The biggest mistake people make is to dwell on the negative news and noise available to us, which lead to quick, emotional decisions. This brings us back to having a plan and ensuring that the plan is adhered to. Behavioural investment decisions erode wealth. 

Another big mistake is landing in the debt trap.  You need to consider the type of debt you are taking on.  Credit card debt to finance your cost of living is bad news. It’s expensive and does not build an asset base. A mortgage bond to finance a rental property is potentially good debt (you need to do the numbers). It assists you in attaining the asset, as well as income in the form of the rental. Bad debt should be avoided.   

4. Einstein referred to compound interest the 8th wonder of the world; are there other powerful levers many people don’t know about or take advantage of?

Compound interest is one of the most powerful tools we have available to us in building wealth.  However, it entails keeping invested. Another important concept is diversification and having the correct asset allocation, which is suited to your individual risk profile. With the correct asset allocation, it should be easier to avoid emotional decisions and adhere to your plan, and ultimately benefit from the benefits of compound interest. 

5. What is the one tenet you ascribe to above all else?

Have a plan. The plan needs to include all important aspects: Your asset allocation, your allocation to various investment vehicles, your investment goals, etc. Make sure this plan is reviewed at least annually to account for changing circumstances and stick to the plan. 

6. What lessons are you teaching your kids from a young age?

I have tried to teach my children that they need to differentiate between their wants and needs, to identify situations where they can save (for example: do it yourself vs paying somebody a premium to do it) and encouraging to save their money rather than spending it.                            

In today’s instant throw-away world it is very difficult for children to understand that they cannot have everything when they want it.  I have always asked my children if they need it, how it will change their life, and what impact it will have on the environment.
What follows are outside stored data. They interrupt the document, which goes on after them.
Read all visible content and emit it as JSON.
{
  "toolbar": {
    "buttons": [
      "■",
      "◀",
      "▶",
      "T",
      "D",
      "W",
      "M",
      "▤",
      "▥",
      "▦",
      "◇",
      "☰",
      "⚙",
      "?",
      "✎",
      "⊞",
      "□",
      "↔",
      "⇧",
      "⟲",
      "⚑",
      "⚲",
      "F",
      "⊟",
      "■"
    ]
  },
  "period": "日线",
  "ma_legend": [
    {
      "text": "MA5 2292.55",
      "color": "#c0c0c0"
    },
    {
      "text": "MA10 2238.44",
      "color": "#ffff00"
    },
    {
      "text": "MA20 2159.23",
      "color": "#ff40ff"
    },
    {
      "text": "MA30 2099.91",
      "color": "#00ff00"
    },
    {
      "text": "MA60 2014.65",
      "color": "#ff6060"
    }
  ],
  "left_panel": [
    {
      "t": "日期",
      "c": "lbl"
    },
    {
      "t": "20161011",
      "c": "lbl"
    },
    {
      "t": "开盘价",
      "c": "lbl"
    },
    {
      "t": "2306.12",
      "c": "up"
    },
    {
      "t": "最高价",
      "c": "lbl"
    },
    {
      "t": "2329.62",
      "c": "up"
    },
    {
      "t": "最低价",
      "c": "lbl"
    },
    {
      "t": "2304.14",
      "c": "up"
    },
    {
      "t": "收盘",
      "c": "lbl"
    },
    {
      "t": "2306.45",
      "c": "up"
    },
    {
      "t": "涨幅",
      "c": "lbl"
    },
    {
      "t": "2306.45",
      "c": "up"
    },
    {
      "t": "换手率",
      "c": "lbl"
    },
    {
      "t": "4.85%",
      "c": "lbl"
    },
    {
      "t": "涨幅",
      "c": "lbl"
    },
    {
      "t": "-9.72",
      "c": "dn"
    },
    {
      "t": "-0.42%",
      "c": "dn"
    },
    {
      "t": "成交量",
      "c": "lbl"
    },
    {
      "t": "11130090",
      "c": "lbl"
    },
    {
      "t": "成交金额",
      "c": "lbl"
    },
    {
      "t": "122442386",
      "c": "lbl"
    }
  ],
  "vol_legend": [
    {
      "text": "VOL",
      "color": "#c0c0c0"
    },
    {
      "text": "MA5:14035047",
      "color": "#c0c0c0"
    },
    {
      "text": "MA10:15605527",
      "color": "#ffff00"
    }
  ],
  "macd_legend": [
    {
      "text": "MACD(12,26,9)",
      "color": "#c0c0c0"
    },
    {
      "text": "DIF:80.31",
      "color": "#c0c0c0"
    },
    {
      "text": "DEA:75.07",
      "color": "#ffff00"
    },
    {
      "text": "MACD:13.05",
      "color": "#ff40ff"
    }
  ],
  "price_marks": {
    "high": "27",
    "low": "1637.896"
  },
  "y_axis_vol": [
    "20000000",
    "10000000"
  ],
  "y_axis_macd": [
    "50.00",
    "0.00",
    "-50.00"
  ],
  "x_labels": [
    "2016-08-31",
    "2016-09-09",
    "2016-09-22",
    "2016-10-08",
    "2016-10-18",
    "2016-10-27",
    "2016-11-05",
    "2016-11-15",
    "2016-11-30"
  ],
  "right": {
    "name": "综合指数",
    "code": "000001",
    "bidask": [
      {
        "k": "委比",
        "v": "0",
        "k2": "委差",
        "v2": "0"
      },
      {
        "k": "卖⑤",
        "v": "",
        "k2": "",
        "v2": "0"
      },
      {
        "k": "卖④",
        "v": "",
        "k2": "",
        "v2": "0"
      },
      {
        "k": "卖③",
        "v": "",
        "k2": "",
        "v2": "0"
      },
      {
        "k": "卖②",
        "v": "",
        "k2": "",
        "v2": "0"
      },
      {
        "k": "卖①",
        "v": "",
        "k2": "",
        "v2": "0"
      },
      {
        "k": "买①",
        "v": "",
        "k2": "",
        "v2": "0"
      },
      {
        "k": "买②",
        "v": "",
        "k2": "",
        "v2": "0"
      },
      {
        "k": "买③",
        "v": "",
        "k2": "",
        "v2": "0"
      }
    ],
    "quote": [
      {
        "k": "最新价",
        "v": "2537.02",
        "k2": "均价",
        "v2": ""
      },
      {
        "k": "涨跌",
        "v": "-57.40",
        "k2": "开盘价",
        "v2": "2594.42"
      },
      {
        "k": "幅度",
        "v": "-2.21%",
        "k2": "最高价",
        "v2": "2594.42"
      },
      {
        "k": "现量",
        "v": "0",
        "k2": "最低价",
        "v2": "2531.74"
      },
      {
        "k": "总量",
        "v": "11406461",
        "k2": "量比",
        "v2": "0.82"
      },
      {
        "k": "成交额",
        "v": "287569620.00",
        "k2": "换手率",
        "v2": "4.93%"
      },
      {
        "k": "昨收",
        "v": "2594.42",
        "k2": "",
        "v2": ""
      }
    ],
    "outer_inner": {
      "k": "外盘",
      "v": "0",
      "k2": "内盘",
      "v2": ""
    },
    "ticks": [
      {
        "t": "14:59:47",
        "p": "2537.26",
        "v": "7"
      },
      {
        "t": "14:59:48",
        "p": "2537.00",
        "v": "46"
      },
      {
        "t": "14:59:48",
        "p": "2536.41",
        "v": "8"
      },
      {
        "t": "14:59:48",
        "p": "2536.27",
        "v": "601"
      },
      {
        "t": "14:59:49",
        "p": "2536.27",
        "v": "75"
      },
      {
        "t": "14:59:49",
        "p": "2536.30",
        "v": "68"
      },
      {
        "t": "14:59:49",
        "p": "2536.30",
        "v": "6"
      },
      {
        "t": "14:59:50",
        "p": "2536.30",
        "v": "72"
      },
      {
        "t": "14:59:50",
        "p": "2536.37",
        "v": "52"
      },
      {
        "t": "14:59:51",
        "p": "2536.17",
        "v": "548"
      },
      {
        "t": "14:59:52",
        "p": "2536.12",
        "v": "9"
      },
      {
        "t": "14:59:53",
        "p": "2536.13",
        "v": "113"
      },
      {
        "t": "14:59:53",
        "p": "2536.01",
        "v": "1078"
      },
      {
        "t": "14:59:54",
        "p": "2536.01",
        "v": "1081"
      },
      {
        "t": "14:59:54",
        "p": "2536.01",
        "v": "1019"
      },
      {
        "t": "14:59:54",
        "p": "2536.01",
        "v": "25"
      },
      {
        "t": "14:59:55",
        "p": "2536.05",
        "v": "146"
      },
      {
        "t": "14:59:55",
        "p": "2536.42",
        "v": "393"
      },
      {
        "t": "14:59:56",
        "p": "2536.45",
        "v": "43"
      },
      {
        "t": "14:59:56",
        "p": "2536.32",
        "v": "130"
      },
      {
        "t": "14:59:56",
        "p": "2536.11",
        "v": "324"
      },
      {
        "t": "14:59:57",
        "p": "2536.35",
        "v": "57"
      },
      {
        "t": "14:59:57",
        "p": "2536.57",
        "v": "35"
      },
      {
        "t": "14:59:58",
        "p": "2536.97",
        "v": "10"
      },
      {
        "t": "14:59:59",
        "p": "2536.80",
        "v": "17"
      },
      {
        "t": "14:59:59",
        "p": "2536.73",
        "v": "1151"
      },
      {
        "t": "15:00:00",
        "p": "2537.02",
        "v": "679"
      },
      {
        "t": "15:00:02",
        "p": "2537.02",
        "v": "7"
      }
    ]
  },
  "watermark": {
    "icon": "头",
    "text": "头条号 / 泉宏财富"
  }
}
I am trying to steer them away from consumerism, spending when it is not needed, and teaching them that in doing so they can save.   

7. Which single book, podcast, blog or youtube channel would you recommend to people interested in investment?

For readers that are starting out on the investment journey, a fantastic introduction to the concepts of Financial Planning and investment is Become your own Financial Advisor by Warren Ingram. This book is well written, simple and concise. It will give you a better understanding of financial concepts. 

8. Outside of unit trusts and stocks, what investment vehicles are you interested in and why?

I think this question needs to be broken into two parts. When we talk investment vehicles, we refer to things like Unit Trusts, Endowment policies, Retirement Annuities, Exchange Traded Funds, Personal Share Portfolio, just to name a few.  In most cases, you can invest in various types of investments (asset classes) within these investment vehicles. The various asset classes include shares (stocks), bonds, cash and property.

As a Certified Financial Planner, I need to understand the workings of the various investment vehicles: the benefits, accessibility of funds invested, tax implications, etc. In addition, I need to understand the asset classes that make up the underlying investment (shares, bonds, cash, etc).  and how this relates to the individuals needs and their overall Financial plan. 

9. What’s the latest fad influencing investment decisions you think is over-rated?

Cryptocurrencies are the latest fad in the investment world.  Although there may be a place for Cryptocurrency in your overall portfolio, any investment in Cryptocurrencies should be seen as speculative, and money you are willing and able to be without. 

Another very common topic at the moment is investment in Section 12J. Again, we need to exercise caution, understanding the risks involved in Venture Capital, and the possibility of loss of capital. 

Speculative investments should only be done with money you are prepared to lose; money you can do without. Success of a sound investment strategy takes time and patience.